Ilustración: Gabriela Mayorga
Veía secuencias, secuencias que desfilaban a una velocidad escalofriante, como si me hubieran encajado un rollo de película en la cabeza. Me resultaba imposible frenarlas. No lograba dormir y me levantaba tan cansada que, al incorporarme, todo a mi alrededor se tornaba negro. Mi padre tenía que vestirme desde la cama para no llegar tarde al colegio.
Hace tiempo que no he vuelto a tener esos pensamientos acelerados. El paso a la edad adulta me ha sentado de maravilla. En la universidad le atribuí el mérito a los porros, pero ahora conozco lo que de verdad me ayuda. Desde que practico vinyasa, ceno un tercio de mahou y veo por lo menos veinte minutos de stories antes de acostarme, duermo como un tronco.
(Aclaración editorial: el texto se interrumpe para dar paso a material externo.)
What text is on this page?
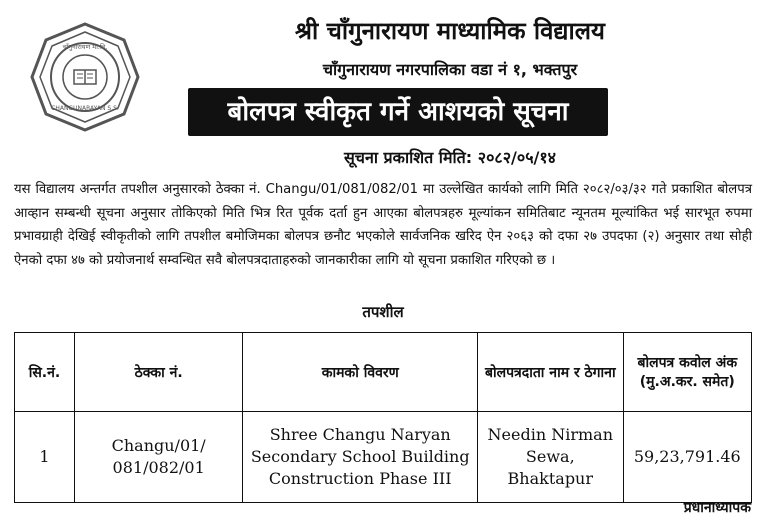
चाँगुनारायण मा.वि.
CHANGUNARAYAN S.S.
श्री चाँगुनारायण माध्यामिक विद्यालय
चाँगुनारायण नगरपालिका वडा नं १, भक्तपुर
बोलपत्र स्वीकृत गर्ने आशयको सूचना
सूचना प्रकाशित मिति: २०८२/०५/१४
यस विद्यालय अन्तर्गत तपशील अनुसारको ठेक्का नं. Changu/01/081/082/01 मा उल्लेखित कार्यको लागि मिति २०८२/०३/३२ गते प्रकाशित बोलपत्र आव्हान सम्बन्धी सूचना अनुसार तोकिएको मिति भित्र रित पूर्वक दर्ता हुन आएका बोलपत्रहरु मूल्यांकन समितिबाट न्यूनतम मूल्यांकित भई सारभूत रुपमा प्रभावग्राही देखिई स्वीकृतीको लागि तपशील बमोजिमका बोलपत्र छनौट भएकोले सार्वजनिक खरिद ऐन २०६३ को दफा २७ उपदफा (२) अनुसार तथा सोही ऐनको दफा ४७ को प्रयोजनार्थ सम्वन्धित सवै बोलपत्रदाताहरुको जानकारीका लागि यो सूचना प्रकाशित गरिएको छ ।
तपशील
सि.नं.	ठेक्का नं.	कामको विवरण	बोलपत्रदाता नाम र ठेगाना	बोलपत्र कवोल अंक (मु.अ.कर. समेत)
1	Changu/01/ 081/082/01	Shree Changu Naryan Secondary School Building Construction Phase III	Needin Nirman Sewa, Bhaktapur	59,23,791.46
प्रधानाध्यापक
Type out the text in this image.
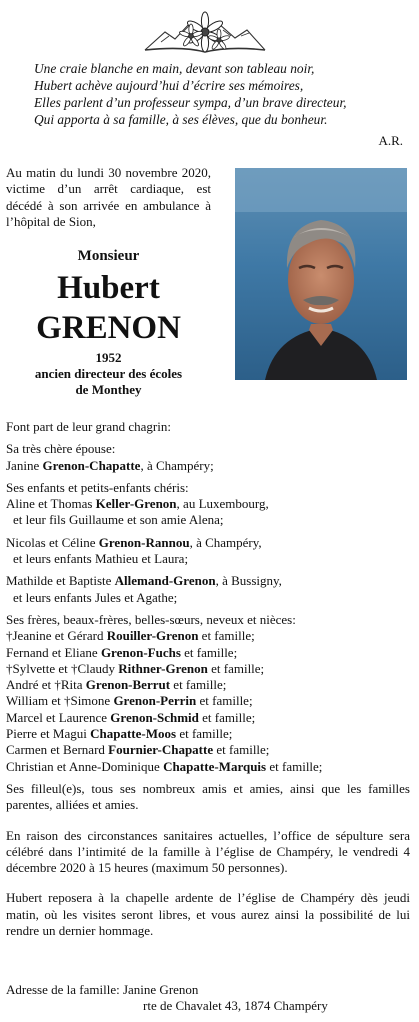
Une craie blanche en main, devant son tableau noir,
Hubert achève aujourd’hui d’écrire ses mémoires,
Elles parlent d’un professeur sympa, d’un brave directeur,
Qui apporta à sa famille, à ses élèves, que du bonheur.
A.R.
Au matin du lundi 30 novembre 2020, victime d’un arrêt cardiaque, est décédé à son arrivée en ambulance à l’hôpital de Sion,
Monsieur
Hubert
GRENON
1952
ancien directeur des écoles
de Monthey

Font part de leur grand chagrin:

Sa très chère épouse:
Janine Grenon-Chapatte, à Champéry;

Ses enfants et petits-enfants chéris:
Aline et Thomas Keller-Grenon, au Luxembourg,
et leur fils Guillaume et son amie Alena;

Nicolas et Céline Grenon-Rannou, à Champéry,
et leurs enfants Mathieu et Laura;

Mathilde et Baptiste Allemand-Grenon, à Bussigny,
et leurs enfants Jules et Agathe;

Ses frères, beaux-frères, belles-sœurs, neveux et nièces:
†Jeanine et Gérard Rouiller-Grenon et famille;
Fernand et Eliane Grenon-Fuchs et famille;
†Sylvette et †Claudy Rithner-Grenon et famille;
André et †Rita Grenon-Berrut et famille;
William et †Simone Grenon-Perrin et famille;
Marcel et Laurence Grenon-Schmid et famille;
Pierre et Magui Chapatte-Moos et famille;
Carmen et Bernard Fournier-Chapatte et famille;
Christian et Anne-Dominique Chapatte-Marquis et famille;

Ses filleul(e)s, tous ses nombreux amis et amies, ainsi que les familles parentes, alliées et amies.

En raison des circonstances sanitaires actuelles, l’office de sépulture sera célébré dans l’intimité de la famille à l’église de Champéry, le vendredi 4 décembre 2020 à 15 heures (maximum 50 personnes).

Hubert reposera à la chapelle ardente de l’église de Champéry dès jeudi matin, où les visites seront libres, et vous aurez ainsi la possibilité de lui rendre un dernier hommage.

Adresse de la famille: Janine Grenon
rte de Chavalet 43, 1874 Champéry
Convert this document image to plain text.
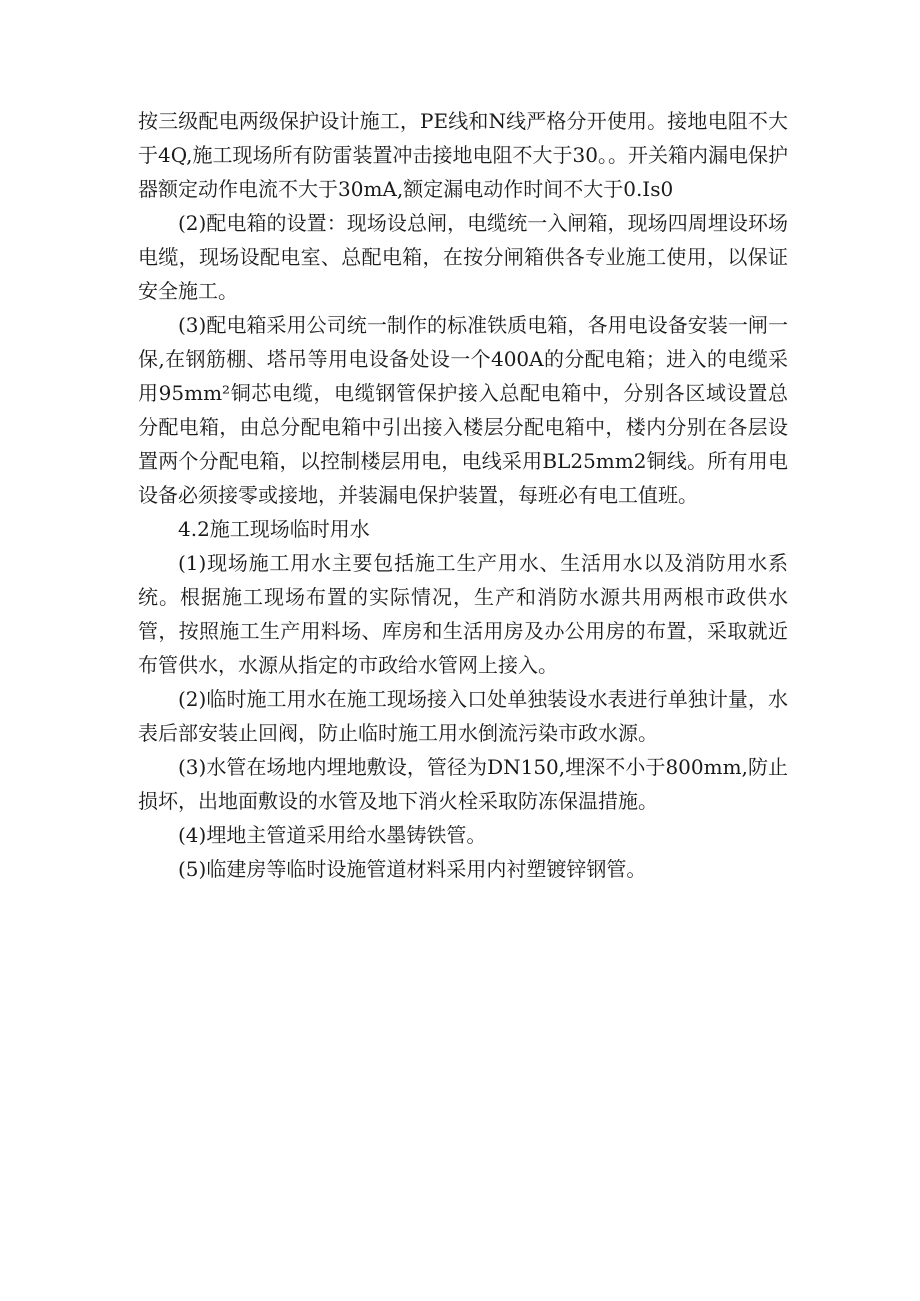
按三级配电两级保护设计施工，PE线和N线严格分开使用。接地电阻不大于4Q,施工现场所有防雷装置冲击接地电阻不大于30。。开关箱内漏电保护器额定动作电流不大于30mA,额定漏电动作时间不大于0.Is0

(2)配电箱的设置：现场设总闸，电缆统一入闸箱，现场四周埋设环场电缆，现场设配电室、总配电箱，在按分闸箱供各专业施工使用，以保证安全施工。

(3)配电箱采用公司统一制作的标准铁质电箱，各用电设备安装一闸一保,在钢筋棚、塔吊等用电设备处设一个400A的分配电箱；进入的电缆采用95mm²铜芯电缆，电缆钢管保护接入总配电箱中，分别各区域设置总分配电箱，由总分配电箱中引出接入楼层分配电箱中，楼内分别在各层设置两个分配电箱，以控制楼层用电，电线采用BL25mm2铜线。所有用电设备必须接零或接地，并装漏电保护装置，每班必有电工值班。

4.2施工现场临时用水

(1)现场施工用水主要包括施工生产用水、生活用水以及消防用水系统。根据施工现场布置的实际情况，生产和消防水源共用两根市政供水管，按照施工生产用料场、库房和生活用房及办公用房的布置，采取就近布管供水，水源从指定的市政给水管网上接入。

(2)临时施工用水在施工现场接入口处单独装设水表进行单独计量，水表后部安装止回阀，防止临时施工用水倒流污染市政水源。

(3)水管在场地内埋地敷设，管径为DN150,埋深不小于800mm,防止损坏，出地面敷设的水管及地下消火栓采取防冻保温措施。

(4)埋地主管道采用给水墨铸铁管。

(5)临建房等临时设施管道材料采用内衬塑镀锌钢管。
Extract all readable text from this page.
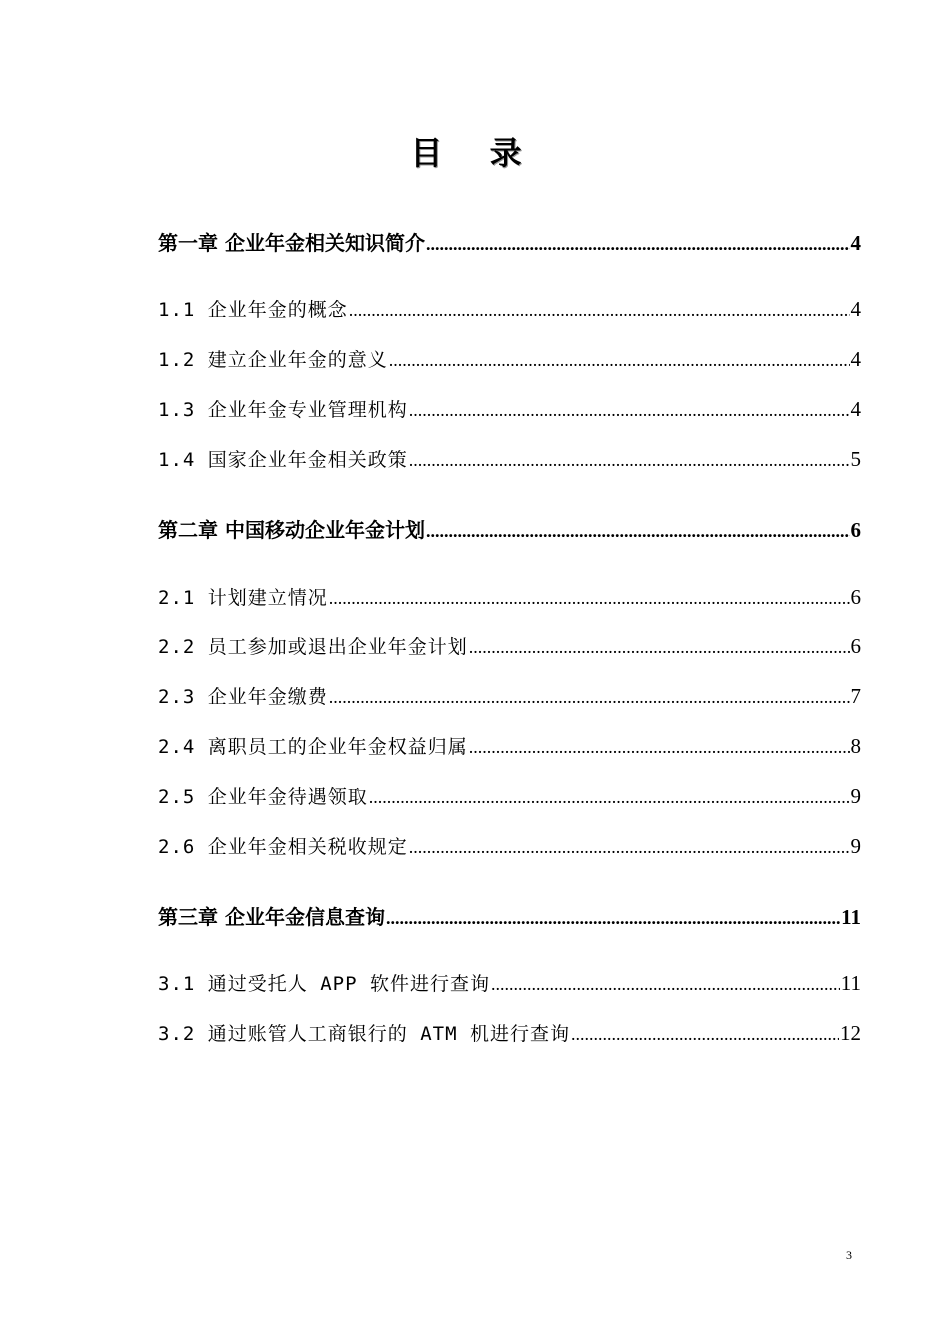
目 录
第一章 企业年金相关知识简介 .....	4
1.1 企业年金的概念 .....	4
1.2 建立企业年金的意义 .....	4
1.3 企业年金专业管理机构 .....	4
1.4 国家企业年金相关政策 .....	5
第二章 中国移动企业年金计划 .....	6
2.1 计划建立情况 .....	6
2.2 员工参加或退出企业年金计划 .....	6
2.3 企业年金缴费 .....	7
2.4 离职员工的企业年金权益归属 .....	8
2.5 企业年金待遇领取 .....	9
2.6 企业年金相关税收规定 .....	9
第三章 企业年金信息查询 .....	11
3.1 通过受托人 APP 软件进行查询 .....	11
3.2 通过账管人工商银行的 ATM 机进行查询 .....	12
3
Ya no tengo que montarme mis propias películas ni enfrentarme a esas hojas de cuchillos que me mostraban reflejos extraños.
Es como si todo me sentase de lujo. Además del yoga, la birra y el Instagram, hay muchas otras cosas que me vitalizan. Voy al baño dos veces al día gracias a mi ingesta masiva de kiwis y arándanos, no tengo resacas puesto que he sustituido los gin tonics por pastillas y me corro en diez segundos gracias al regalo de cumpleaños de mis amigas. En el trabajo me preguntan cómo hago para siempre estar tan alegre. “Hija, tú siempre estás contenta”, me recriminan. “Pues como hay que estar”, les respondo.
Dicen que los dolores y los fracasos son grandes escuelas de la vida, que con ellos uno aprende el valor de las cosas, a relativizar y a conocer sus límites. Chorradas. Para qué sufrir si se puede estar bien. Mi taza del desayuno, la luna y mi terapeuta me avalan. Ellas me guían hacia la felicidad y, desde que les hago caso, duermo mejor, cago mejor y me lo paso mejor. ¿Qué más se puede pedir?
A la gente se le llena la boca hablando de sus traumas, llaman así a cualquier inconveniente de la vida. Yo, en cambio, no tengo ningún recuerdo traumático, ni siquiera una heridita patriarcal. Quizá mis amigos tengan razón cuando me dicen que estoy narcotizada, pero me da igual.